Mr. Trump is unlikely to thwart the Beijing-Moscow axis. While he did draw attention to China’s growing threat, his limited conceptual reach led to simple-minded formulas (trade surpluses good, deficits bad). His tough talk allowed others to emphasize greater Chinese misdeeds, including massive theft of Western intellectual property, mercantilist trade policies, manipulation of the World Trade Organization, and “debt diplomacy,” which puts unwary countries in hock to Beijing. These are all real threats, but whether Mr. Trump is capable of countering them is highly doubtful.

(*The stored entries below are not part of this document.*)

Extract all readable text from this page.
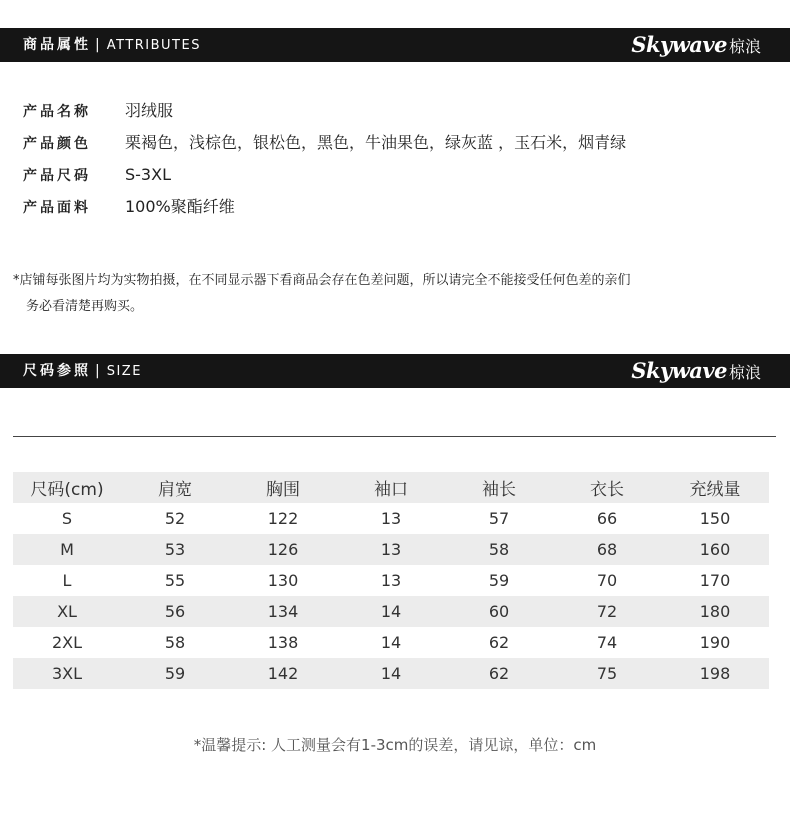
商品属性 | ATTRIBUTES	Skywave 椋浪
产品名称 羽绒服
产品颜色 栗褐色，浅棕色，银松色，黑色，牛油果色，绿灰蓝 ，玉石米，烟青绿
产品尺码 S-3XL
产品面料 100%聚酯纤维
*店铺每张图片均为实物拍摄，在不同显示器下看商品会存在色差问题，所以请完全不能接受任何色差的亲们
务必看清楚再购买。
尺码参照 | SIZE	Skywave 椋浪
尺码(cm)	肩宽	胸围	袖口	袖长	衣长	充绒量
S	52	122	13	57	66	150
M	53	126	13	58	68	160
L	55	130	13	59	70	170
XL	56	134	14	60	72	180
2XL	58	138	14	62	74	190
3XL	59	142	14	62	75	198
*温馨提示: 人工测量会有1-3cm的误差，请见谅，单位：cm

Ultimately, Beijing’s obduracy and Mr. Trump’s impulse for personal publicity precluded whatever slim chances existed to eliminate China’s economic abuses. In a second term, Mr. Trump would likely continue seeking “the deal of the century” with China, while his protectionism, in addition to being bad economic policy, would make it harder to stand up to Beijing. The trade fights he picked with Japan, Europe and others impaired our ability to increase pressure against China’s broader transgressions.

The near-term risks of China manufacturing a crisis over Taiwan would rise dramatically. Mr. Xi is watching Ukraine and may be emboldened by Western failure there. A physical invasion is unlikely, but China’s navy could blockade the island and perhaps seize Taiwanese islands near the mainland. The loss of Taiwan’s independence, which would soon follow a U.S. failure to resist Beijing’s blockade, could persuade countries near China to appease Beijing by declaring neutrality.

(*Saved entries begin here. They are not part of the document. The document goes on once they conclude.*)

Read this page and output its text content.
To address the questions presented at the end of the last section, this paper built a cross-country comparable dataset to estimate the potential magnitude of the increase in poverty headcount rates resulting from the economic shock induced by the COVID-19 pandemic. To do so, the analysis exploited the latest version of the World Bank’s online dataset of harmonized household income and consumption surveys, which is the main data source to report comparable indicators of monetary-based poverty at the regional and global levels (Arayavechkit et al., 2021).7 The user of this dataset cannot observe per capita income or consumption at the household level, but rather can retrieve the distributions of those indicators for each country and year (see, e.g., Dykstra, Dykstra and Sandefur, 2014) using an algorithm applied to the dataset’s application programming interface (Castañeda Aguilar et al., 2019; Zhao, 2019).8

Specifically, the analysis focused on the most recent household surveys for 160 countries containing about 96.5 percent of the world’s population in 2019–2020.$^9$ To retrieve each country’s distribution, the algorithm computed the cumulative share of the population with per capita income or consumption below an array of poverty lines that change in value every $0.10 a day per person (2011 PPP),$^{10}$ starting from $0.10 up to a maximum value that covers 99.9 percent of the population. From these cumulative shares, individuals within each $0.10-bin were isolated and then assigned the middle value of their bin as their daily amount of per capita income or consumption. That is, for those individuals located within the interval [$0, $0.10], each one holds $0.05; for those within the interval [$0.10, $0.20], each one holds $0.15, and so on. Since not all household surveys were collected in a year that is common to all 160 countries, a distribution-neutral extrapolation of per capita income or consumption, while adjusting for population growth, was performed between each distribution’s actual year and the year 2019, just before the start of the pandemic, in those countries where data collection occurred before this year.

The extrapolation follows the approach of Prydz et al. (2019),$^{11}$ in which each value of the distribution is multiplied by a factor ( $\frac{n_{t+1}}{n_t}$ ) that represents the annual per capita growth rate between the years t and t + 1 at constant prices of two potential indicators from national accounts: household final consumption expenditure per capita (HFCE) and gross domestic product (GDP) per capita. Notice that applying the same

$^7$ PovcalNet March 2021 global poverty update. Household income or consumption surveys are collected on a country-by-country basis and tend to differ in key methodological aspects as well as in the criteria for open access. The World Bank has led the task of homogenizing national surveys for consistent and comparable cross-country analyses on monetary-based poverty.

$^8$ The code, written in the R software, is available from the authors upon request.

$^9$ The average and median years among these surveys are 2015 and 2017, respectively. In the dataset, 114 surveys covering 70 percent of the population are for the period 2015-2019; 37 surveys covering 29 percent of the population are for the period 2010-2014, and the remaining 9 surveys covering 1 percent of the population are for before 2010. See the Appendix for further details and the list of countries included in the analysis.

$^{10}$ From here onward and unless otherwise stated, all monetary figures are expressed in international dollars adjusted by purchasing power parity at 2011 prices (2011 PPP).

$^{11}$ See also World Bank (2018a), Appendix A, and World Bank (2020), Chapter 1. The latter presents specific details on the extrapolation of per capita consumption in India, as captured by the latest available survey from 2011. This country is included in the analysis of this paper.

Taiwan’s fall would encourage Beijing to finalize its asserted annexation of almost all the South China Sea. Littoral states like Vietnam and the Philippines would cease resistance. Commerce with Japan and South Korea, especially of Middle Eastern oil, would be subjected to Chinese control, and Beijing would have nearly unfettered access to the Indian Ocean, endangering India.

And imagine Mr. Trump’s euphoria at resuming contact with North Korea’s Kim Jung Un, about whom he famously boasted that “we fell in love.” Mr. Trump almost gave away the store to Pyongyang, and he could try again. A reckless nuclear deal would alienate Japan and South Korea, extend China’s influence, and strengthen the Beijing-Moscow axis.

Israel’s security might seem an issue on which Mr. Trump’s first-term decisions and rhetoric should comfort even his opponents. But he has harshly criticized Prime Minister Benjamin Netanyahu since the Oct. 7 attacks, and there is no foreign-policy area in which the absence of electoral constraints could liberate Mr. Trump as much as in the Middle East. There is even a danger of a new deal with Tehran. Mr. Trump almost succumbed to French President Emmanuel Macron’s pleading to meet Iran’s foreign minister in August 2019.

Mr. Trump negotiated the catastrophic withdrawal deal with the Taliban, which Mr. Biden further bungled. The overlap between Messrs. Trump’s and Biden’s views on Afghanistan demonstrate the absence of any Trump national-security philosophy. Even in the Western Hemisphere, Mr. Trump didn’t carry through on reversing Obama administration policies on Cuba and Venezuela. His affinity for strongmen may lead to deals with Nicolás Maduro and whatever apparatchik rules in Havana.

Given Mr. Trump’s isolationism and disconnected thinking, there is every reason to doubt his support for the defense buildup we urgently need. He initially believed he could cut defense spending simply because his skills as a negotiator could reduce procurement costs. Even as he increased defense budgets, he showed acute discomfort, largely under the influence of isolationist lawmakers. He once tweeted that his own military budget was “crazy” and that he, Mr. Putin and Mr. Xi should confer to prevent a new arms race. Mr. Trump is no friend of the military. In private, he was confounded that anyone would put himself in danger by joining.

A second Trump term would bring erratic policy and uncertain leadership, which the China-Russia axis would be only too eager to exploit.